"Michael N. Moran" <[EMAIL PROTECTED]> writes:

| Gabriel Dos Reis wrote:
| > "Michael N. Moran" <[EMAIL PROTECTED]> writes:
| > | void bar(int& a);
| > | | void foo(int* a)
| > | {
| > |      // dereference: conversion to reference
| > |      // Since there is not necessarily any object access,
| > |      // thus no assured SEGFAULT.
| > |      bar(*a);
| > SEGFAULT is not a behaviour defined by the language.
| 
| Even *I* know that, in spite of my lack of legal expertise.

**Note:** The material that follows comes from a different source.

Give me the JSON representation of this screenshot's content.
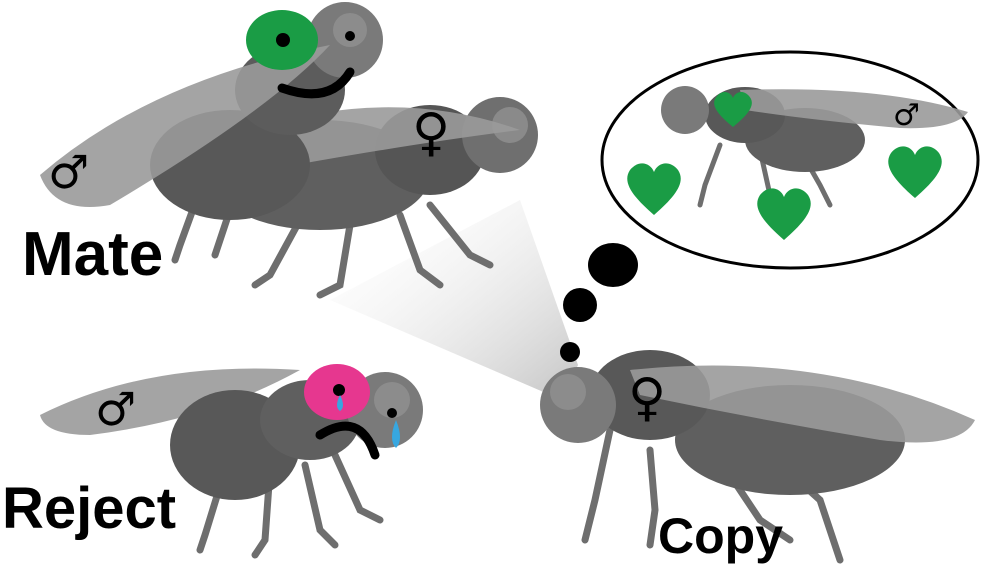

It is not really a matter of legal expertise.  It is just hard to pin
down where you're driving at.

| > It is *just* one form of undefined behaviour.
| 
| Are you saying that this portion of the code *will*
| invoke undefined behavior even if the pointer "a"
| is valid?

I'm saying that if you call foo with a null pointer, you get into
undefined behaviour territory.  And GCC is founded to make
optimization based on that. And you -- as a user -- generally don't
know how and when GCC can apply that assumption.  And it is already
doing so in known cases; it may do more in the future.  I don't want
to go and give a long list of the specific cases; there is no point in
it. The transformation is general and will be applied where the
opportunity arises.  Just don't count on dereferencing a null pointer
to result you or not result in a segfault in general.